Im Januar bin ich durch einen glücklichen Zufall auf Elisabeth Strout gestoßen. Sie wurde mit dem höchsten Autorenpreis: dem Pulitzer-Award ausgezeichnet. Falls Sie noch kein Buch von ihr gelesen haben, empfehle ich Ihnen “Mit Blick aufs Meer” anzufangen. Das Buch schärft auf wundervolle Art die Lebenssinne und beantwortet auch die Frage: Was im Leben wirklich zählt.

Screenshot: Warner Home Video

Verbindung hält das Leben zusammen

Olive Kitteridge – so heißt die Romanfigur – ist eine Antiheldin. Das Gegenteil aller Klischees: Unangepasst, eckig. Eine Frau, die schnell auf den Punkt kommt. Auch unangenehme Dinge anspricht – egal ob es gerade passt oder nicht.

Vor einigen Jahren wurde “Mit Blick aufs Meer” als Mini-Serie mit Frances McDormand verfilmt. Die Schauspielerin verkörpert auf herrliche Art diese unangepasste Figur, die sich Elisabeth Strout in ihren Büchern ausgedacht hat.

So gelungen die Filme auch sind: Ich empfehle Ihnen mit dem Buch zu starten. Elizabeth Strouts Buch ist kein Roman im klassischen Sinne. Es ist ein Zyklus aus dreizehn miteinander verwobenen Geschichten, die einzeln lesbar sind, aber gemeinsam unterschiedliche Lebenszyklen zeigen und zunehmend an Tiefe gewinnen.

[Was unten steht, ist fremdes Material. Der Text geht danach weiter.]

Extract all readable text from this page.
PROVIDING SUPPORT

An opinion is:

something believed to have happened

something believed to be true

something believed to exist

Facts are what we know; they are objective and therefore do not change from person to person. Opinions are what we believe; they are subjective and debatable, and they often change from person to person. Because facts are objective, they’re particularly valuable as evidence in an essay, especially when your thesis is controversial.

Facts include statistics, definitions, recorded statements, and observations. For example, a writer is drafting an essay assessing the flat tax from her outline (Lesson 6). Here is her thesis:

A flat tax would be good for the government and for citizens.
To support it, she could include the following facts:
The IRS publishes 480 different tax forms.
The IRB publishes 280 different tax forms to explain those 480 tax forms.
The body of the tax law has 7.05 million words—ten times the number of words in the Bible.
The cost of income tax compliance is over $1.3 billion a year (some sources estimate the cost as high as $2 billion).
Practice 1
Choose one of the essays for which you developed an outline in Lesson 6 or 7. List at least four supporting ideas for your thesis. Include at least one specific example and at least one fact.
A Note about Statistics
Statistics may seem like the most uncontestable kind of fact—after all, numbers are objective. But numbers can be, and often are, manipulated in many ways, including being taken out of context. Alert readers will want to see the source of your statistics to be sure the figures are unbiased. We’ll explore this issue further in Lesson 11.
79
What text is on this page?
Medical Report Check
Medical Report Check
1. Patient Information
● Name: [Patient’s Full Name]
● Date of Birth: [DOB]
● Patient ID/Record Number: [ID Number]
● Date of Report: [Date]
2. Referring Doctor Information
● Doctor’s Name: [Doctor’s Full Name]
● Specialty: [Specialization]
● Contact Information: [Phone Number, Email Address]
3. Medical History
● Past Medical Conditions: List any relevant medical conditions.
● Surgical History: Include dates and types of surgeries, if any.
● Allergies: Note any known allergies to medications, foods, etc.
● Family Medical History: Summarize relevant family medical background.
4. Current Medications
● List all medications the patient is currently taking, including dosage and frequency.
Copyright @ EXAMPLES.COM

Die kleinen Momente tragen uns

Genau darin liegt der erste Kunstgriff Strouts: Sie macht eine Frau zur Hauptfigur, die man nicht mögen muss, um von ihr zu lernen. Der eigentliche Kern des Buches ist die Frage, wie wir unsere Einsamkeit, aber auch Liebe und Verluste ertragen, aus denen ein Leben besteht.

Was im Leben wirklich zählt, lässt sich bei Olive Kitteridge sehr gut beobachten: Als ihr Mann Henry stirbt, findet sie sich “außerhalb des Lebens” wieder. Diese Formulierung kehrt im Buch wieder und verweist darauf, wie bedeutsam echte Freundschaften sind, um das eigene Leben lebbar zu machen. Kein Erfolg, keine Leistung, kein Besitz kann tiefe Beziehungen ersetzen.

Olive hat eine eigene Lebensphilosophie entwickelt, die Strout selbst als eine ihrer liebsten Formulierungen beschreibt: Das Leben besteht aus großen Ankerpunkten wie Ehe oder Kindern, aber auch aus kleinen Ankern, etwa ein freundlicher Kassierer oder die Kellnerin, die weiß, wie man seinen Kaffee mag. “Beides zusammen hält einen über Wasser”, so Strout.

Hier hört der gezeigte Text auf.